1. Modify data type mappings.
  Default mappings exist between data types of source fields and data types of destination fields. You can click Edit Mapping of Field Data Types in the upper-right corner of the Mapping Rules for Destination Tables section to configure data type mappings between source fields and destination fields based on your business requirements. After the configuration is complete, click Apply and Refresh Mapping.
2. Add fields to a destination table and assign values to the added fields.
  If the destination SelectDB table is in the to-be-created state, you can perform the following operations to add fields to the table and assign values to the fields:
  1. Add fields to one or more destination tables.
    - Add fields to a single destination table: Find the destination table to which you want to add fields and click the icon in the Destination Table Name column. In the dialog box that appears, add fields.
    - Add fields to multiple destination tables at a time: Select the destination tables to which you want to add fields at a time, click Batch Modify in the lower part of the page, and then click Destination Table Schema - Batch Modify and Add Field.
  2. Assign values to the fields. You can perform one of the following operations to assign values to the fields:
    - Assign values to the fields that are added to a single destination table: Find the destination table in which you want to assign values to newly added fields and click Configure in the Value assignment column. In the Additional Field dialog box, assign values to the fields.
    - Assign values to the fields that are added to multiple destination tables at a time: Select the destination tables in which you want to assign values to newly added fields, click Batch Modify in the lower part of the page, and then click Value assignment to assign values to the same fields in the selected destination tables at a time.
    Note
    You can assign constants and variables to the fields that are added to a destination table. You can click the icon to switch the value assignment method.
Configure other settings.
1. Configure alert rules.
  To prevent the failure of the data synchronization task from causing latency on business data synchronization, you can configure different alert rules for the real-time synchronization subtask that will be generated by the data synchronization task.
  1. In the upper-right corner of the page, click Configure Alert Rule to go to the Configure Alert Rule panel.
  2. In the Configure Alert Rule panel, click Add Alert Rule. In the Add Alert Rule dialog box, configure the parameters to configure an alert rule.
    Note
    The alert rules that you configure in this step take effect for the real-time synchronization subtask that will be generated by the synchronization task. After the configuration of the synchronization task is complete, you can refer to Manage real-time synchronization tasks to go to the Real-time Synchronization Task page and modify alert rules configured for the real-time synchronization subtask.
  3. Manage alert rules. You can enable or disable alert rules that are created. You can also specify different alert recipients based on the severity levels of alerts.
2. Configure advanced parameters.
  Data Integration provides default values for parameters such as Maximum read connections and Task concurrency. If you want to make fine-grained configurations to meet your business requirements, you can change the values of the parameters. For example, you can specify an appropriate value for the Maximum read connections parameter to prevent the current synchronization task from imposing excessive pressure on the source database and data production from being affected.
  Note
  To prevent unexpected errors or data quality issues, we recommend that you understand the meanings of the parameters before you change the values of the parameters.
  1. In the upper-right corner of the page, click Configure Advanced Parameters.
  2. In the Configure Advanced Parameters panel, configure the parameters on the Reader Config tab based on your business requirements.
    Maximum read connections: The maximum number of parallel threads that can be used by the current data synchronization task to read data from the source. You can configure this parameter to limit the number of source database connections that can be occupied by the current data synchronization task.
3. Configure DDL processing rules.
  DDL operations may be performed on the source. You can click Configure DDL Capability in the upper-right corner of the page to configure rules to process DDL messages from the source based on your business requirements.
  Note
  For more information, see Configure rules to process DDL messages.
4. Configure a resource group.
  You can click Configure Resource Group in the upper-right corner of the page to view and change the resource group that is used to run the current synchronization task.
After the preceding configurations are complete, click Complete.

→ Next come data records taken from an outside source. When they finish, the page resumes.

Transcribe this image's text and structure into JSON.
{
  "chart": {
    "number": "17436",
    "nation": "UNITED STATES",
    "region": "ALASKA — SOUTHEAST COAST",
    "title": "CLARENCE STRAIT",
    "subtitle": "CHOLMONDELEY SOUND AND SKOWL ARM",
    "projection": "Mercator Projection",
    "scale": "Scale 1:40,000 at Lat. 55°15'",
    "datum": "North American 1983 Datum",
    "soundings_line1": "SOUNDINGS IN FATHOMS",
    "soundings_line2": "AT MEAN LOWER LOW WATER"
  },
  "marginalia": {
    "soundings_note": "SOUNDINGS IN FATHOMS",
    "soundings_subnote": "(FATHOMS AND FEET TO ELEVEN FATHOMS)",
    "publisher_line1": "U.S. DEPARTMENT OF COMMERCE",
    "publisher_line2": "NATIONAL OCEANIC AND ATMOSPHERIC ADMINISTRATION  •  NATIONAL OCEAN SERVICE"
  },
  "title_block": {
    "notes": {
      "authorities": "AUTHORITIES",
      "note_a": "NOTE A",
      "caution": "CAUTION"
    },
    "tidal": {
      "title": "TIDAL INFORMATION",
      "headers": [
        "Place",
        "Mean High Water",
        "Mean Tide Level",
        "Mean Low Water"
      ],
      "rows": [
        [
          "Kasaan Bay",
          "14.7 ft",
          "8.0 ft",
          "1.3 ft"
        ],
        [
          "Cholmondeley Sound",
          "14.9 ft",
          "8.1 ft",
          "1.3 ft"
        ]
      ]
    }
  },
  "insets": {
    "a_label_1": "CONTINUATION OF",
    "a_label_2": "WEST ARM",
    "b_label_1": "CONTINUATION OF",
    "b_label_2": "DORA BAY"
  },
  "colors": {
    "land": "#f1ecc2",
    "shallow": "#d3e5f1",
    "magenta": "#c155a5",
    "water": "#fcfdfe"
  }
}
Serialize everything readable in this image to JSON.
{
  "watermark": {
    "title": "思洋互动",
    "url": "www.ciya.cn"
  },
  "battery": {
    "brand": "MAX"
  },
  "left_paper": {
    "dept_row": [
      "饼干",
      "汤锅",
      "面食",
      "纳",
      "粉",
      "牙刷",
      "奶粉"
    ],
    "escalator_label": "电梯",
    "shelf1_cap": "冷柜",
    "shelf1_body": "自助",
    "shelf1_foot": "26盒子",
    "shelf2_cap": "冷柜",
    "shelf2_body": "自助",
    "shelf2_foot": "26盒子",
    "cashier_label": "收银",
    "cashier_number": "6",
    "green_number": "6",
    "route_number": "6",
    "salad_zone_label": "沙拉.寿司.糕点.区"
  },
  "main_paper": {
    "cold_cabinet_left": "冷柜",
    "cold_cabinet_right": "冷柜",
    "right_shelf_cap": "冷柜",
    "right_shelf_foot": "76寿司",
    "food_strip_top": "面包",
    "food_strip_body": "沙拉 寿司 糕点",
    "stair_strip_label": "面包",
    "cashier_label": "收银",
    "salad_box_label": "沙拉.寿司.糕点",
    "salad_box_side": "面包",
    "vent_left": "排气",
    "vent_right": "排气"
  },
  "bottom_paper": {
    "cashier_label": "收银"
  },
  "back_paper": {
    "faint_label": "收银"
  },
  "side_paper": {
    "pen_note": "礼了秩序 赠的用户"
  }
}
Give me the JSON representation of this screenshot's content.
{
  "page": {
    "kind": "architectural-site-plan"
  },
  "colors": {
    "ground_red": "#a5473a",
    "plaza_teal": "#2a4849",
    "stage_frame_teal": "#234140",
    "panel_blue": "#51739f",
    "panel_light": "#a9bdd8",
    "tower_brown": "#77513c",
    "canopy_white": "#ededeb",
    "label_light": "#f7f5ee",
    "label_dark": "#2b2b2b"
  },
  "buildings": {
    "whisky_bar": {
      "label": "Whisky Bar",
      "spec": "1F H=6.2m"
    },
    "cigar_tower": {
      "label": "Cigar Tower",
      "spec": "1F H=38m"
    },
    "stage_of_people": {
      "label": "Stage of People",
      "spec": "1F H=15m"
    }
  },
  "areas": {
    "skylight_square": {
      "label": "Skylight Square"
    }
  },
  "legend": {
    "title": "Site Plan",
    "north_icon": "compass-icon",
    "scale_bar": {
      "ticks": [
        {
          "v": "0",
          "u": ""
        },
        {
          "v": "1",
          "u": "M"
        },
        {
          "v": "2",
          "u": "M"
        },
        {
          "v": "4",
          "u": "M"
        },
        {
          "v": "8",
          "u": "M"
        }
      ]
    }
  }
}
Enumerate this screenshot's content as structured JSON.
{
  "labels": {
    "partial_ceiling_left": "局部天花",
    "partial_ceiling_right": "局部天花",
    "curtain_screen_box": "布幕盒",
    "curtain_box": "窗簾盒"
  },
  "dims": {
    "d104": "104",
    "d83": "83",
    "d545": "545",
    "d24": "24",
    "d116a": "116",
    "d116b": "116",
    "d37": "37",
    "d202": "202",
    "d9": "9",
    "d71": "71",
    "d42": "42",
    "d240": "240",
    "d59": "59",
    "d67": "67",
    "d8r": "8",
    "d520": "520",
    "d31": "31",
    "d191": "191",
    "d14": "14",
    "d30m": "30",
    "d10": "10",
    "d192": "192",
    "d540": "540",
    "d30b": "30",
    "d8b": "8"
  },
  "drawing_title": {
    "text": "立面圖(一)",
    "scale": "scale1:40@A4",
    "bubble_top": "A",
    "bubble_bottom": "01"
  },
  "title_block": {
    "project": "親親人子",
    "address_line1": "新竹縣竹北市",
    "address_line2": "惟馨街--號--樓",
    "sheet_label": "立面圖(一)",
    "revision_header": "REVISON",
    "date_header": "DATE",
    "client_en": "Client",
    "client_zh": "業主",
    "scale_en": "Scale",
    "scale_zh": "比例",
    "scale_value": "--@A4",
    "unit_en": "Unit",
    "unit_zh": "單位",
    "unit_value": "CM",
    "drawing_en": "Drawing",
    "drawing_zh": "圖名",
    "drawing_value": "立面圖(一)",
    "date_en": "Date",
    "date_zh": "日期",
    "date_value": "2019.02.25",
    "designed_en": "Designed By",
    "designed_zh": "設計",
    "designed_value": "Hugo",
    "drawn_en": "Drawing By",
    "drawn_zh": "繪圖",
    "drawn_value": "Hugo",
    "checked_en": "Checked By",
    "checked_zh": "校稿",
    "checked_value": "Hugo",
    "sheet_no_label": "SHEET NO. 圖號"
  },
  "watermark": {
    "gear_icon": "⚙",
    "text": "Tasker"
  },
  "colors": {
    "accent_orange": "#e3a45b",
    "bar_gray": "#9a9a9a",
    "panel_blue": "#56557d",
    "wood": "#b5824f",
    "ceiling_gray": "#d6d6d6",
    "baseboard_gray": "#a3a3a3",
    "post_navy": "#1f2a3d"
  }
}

Step 3: Perform O&M operations on the data synchronization task

Start the data synchronization task

After you complete the configuration of the data synchronization task, you are redirected to the Nodes section of the Data Integration page. You can find the created data synchronization task and click Start in the Actions column to start the data synchronization task.

View the running status of the data synchronization task

After you complete the configuration of the data synchronization task, you can find the task in the Nodes section of the Data Integration page and click the task name in the Name/ID column to go to the running details page of the data synchronization task. The running details page displays the following information about the data synchronization task:

Basic information: You can view the basic information about the synchronization task, such as the data sources, resource group, and synchronization type.
Running Status: You can view the details of the data synchronization task in the schema migration stage, full synchronization stage, and real-time synchronization stage on the Schema Migration, Full Data Initialization, and Real-time Data Synchronization tabs.
- Schema Migration: This tab displays information such as whether the destination table is an automatically created table or an existing table. For an automatically created table, the DDL statement that is used to create the table is displayed.
- Full Data Initialization: This tab displays the statistical information about full synchronization, including the synchronization progress, the number of data records that are synchronized, and the start time and end time of full synchronization.
- Real-time Synchronization: This tab displays the statistical information about real-time synchronization, including the information in the Progress, DDL Records, DML Records, and Alert Information panes.
Operational Logs:: This tab displays a master-worker architecture and contains the Master and Worker panes. A data synchronization task corresponds to a master and one or more workers. You can view the details of the steps in the operation logs.
- Master: This pane displays information about task initialization, data sharding, and worker management.
- Worker: This pane displays the result of data shard reading, writing, and conversion.
Failover: This tab displays the failover information that is generated for the data synchronization task within a specific period of time. You can view the exception recovery records of the data synchronization task since the last time the task is started.
Resource Utilization: This tab displays monitoring information about resources occupied by the data synchronization task. You can view the monitoring information to learn about resource utilization and adjust the amount of resources allocated to the data synchronization task based on the resource utilization.

Rerun the data synchronization task

Directly rerun the data synchronization task.
In the Nodes section of the Data Integration page, find the data synchronization task and choose More > Rerun in the Actions column to rerun the data synchronization task without modifying the configurations of the data synchronization task.
Modify the configurations of the data synchronization task and then rerun the data synchronization task.
In the Nodes section of the Data Integration page, find the data synchronization task, modify the configurations of the data synchronization task, and then click Complete. Click Apply Updates that is displayed in the Actions column of the data synchronization task to rerun the data synchronization task for the latest configurations to take effect.